Pendant mes études en physiothérapie (début années 70) les stages se faisaient en hôpital. Parmi mes patients il y avait Angélique, une petite fille d’environs 7 ans, (mes enfants avaient 3 et 4 ans) complètement déconnectée qui n’avait aucun contact. Elle était couchée, inerte, ses seuls mouvements étaient les spasmes et les crampes dans ses muscles et les grimaces de douleur et gémissements qui allaient avec. Mon rôle était d’essayer de la soulager par des compresses chaudes et des massages qui ne servaient pas à grand chose. Le plus pénible était de rencontrer sa mère qui à chaque fois me disait “N’est-ce pas, mademoiselle, qu’aujourd’hui elle va mieux”. Il m’était interdit de répondre “Non madame, elle n’ira jamais mieux” donc je ne répondais pas. Je me bricolais une noosphère à la Teilhard de Chardin dont notre prof de religion nous avait parlé au lycée et pendant la demi-heure que je passais avec elle quotidiennement, je me concentrais intensément pour entrer en contact avec son esprit et lui dire “Pars, Angélique, envole-toi, libère-toi, sois libre, tu ne dois pas souffrir, tu as le droit de partir…”

Mon stage a pris fin, j’ai changé de service…

 

C’était avant le siège pour enfant et la ceinture obligatoires dans les voitures.

Ce petit garçon d’environs 5 ans était assis sur la banquette arrière, son père a freiné brusquement, l’enfant est tombé, a cogné la tête et est resté paraplégique et inconscient… plus aucun contact… Ses parents l’apportaient chaque matin dans le service  kiné de notre école pour qu’on le soulage de ses spasmes et puis il passait aux mains de notre prof qui est un fanatique de la psychomotricité et de la neurologie… aucun signe de changement…

Il aura continué à végéter jusqu’à ce que ses parents, épuisés de le trimbaler, ne le “placent” dans un établissement…

 

Un ami avait offert une colonie de vacances-ski en Suisse à son fils de 7 ans.

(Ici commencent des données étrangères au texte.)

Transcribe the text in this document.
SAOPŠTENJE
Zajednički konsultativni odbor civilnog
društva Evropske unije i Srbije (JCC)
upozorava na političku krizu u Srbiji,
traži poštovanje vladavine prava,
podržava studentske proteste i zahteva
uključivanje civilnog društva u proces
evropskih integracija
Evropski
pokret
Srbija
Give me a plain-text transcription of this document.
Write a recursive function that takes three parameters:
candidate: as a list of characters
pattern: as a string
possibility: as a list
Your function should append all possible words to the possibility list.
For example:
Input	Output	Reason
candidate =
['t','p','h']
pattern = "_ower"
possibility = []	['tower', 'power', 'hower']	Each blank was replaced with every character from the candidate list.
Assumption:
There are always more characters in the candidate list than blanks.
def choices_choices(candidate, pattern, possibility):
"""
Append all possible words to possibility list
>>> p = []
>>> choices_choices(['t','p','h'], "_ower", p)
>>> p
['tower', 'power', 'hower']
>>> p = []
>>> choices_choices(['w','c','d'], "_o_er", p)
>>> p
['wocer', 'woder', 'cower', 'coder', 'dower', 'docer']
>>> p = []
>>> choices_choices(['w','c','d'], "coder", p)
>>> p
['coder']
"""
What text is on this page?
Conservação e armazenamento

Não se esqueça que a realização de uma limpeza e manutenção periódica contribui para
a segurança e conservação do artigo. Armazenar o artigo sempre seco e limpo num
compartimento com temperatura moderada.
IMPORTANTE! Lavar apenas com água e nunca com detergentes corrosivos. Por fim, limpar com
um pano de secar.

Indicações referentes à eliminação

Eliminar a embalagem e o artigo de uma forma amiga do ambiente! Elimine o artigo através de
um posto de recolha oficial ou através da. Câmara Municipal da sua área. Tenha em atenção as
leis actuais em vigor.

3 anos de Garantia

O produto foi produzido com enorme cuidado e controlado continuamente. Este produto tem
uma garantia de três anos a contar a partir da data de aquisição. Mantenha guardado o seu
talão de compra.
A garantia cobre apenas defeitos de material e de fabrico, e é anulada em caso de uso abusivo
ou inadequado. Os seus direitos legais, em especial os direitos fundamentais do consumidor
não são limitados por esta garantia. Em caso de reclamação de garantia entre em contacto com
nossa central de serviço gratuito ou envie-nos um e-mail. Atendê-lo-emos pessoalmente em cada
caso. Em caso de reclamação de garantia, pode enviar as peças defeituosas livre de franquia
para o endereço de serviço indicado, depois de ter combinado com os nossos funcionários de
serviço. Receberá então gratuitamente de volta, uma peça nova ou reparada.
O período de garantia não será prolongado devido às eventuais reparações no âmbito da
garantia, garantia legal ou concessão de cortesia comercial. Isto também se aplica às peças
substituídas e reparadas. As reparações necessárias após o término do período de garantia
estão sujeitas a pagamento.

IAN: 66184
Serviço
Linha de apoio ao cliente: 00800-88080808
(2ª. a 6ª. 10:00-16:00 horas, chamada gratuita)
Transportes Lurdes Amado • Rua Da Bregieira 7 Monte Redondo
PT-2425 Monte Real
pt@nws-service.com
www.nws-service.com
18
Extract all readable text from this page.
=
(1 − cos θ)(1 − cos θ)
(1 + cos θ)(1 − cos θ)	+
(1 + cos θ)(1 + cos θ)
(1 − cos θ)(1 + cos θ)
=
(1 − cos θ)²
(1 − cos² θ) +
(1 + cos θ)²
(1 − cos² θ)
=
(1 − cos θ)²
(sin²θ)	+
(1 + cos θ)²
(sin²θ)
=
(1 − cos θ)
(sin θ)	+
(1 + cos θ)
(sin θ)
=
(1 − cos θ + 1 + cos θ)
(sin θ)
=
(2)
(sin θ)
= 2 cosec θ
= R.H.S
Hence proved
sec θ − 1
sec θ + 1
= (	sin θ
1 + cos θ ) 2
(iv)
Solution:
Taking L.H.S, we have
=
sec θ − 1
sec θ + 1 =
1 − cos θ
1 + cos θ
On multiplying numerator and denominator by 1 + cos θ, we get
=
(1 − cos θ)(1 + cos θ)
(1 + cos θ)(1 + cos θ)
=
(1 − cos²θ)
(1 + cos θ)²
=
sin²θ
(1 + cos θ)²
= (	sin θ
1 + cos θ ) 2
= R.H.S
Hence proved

On n’a jamais su comment l’enfant avait pu “tomber du train” … Depuis il resta “décérébré”. Ses seuls manifestations étaient ses contorsions dues aux spasmes et les gémissements de douleur. Mon ami, son épouse et l’équipe médicale décidèrent de laisser partir l’enfant en débranchant les machines qui le tenaient artificiellement en vie.

 

Ma mère (née en 1912) racontait que quand elle était jeune le docteur du village assistait aux accouchements et examinait les nouveau-nés. Avec ce docteur quand un enfant présentait des anomalies, “il ne survivait pas à la naissance”… il y a de ça 100 ans, dans un village flamand super catholique…

 

Les “soignants” sont-ils des assassins? Non, bien au contraire…

Il faut avoir travaillé dans les soins intensifs pour comprendre ce que c’est que la lutte pour la vie.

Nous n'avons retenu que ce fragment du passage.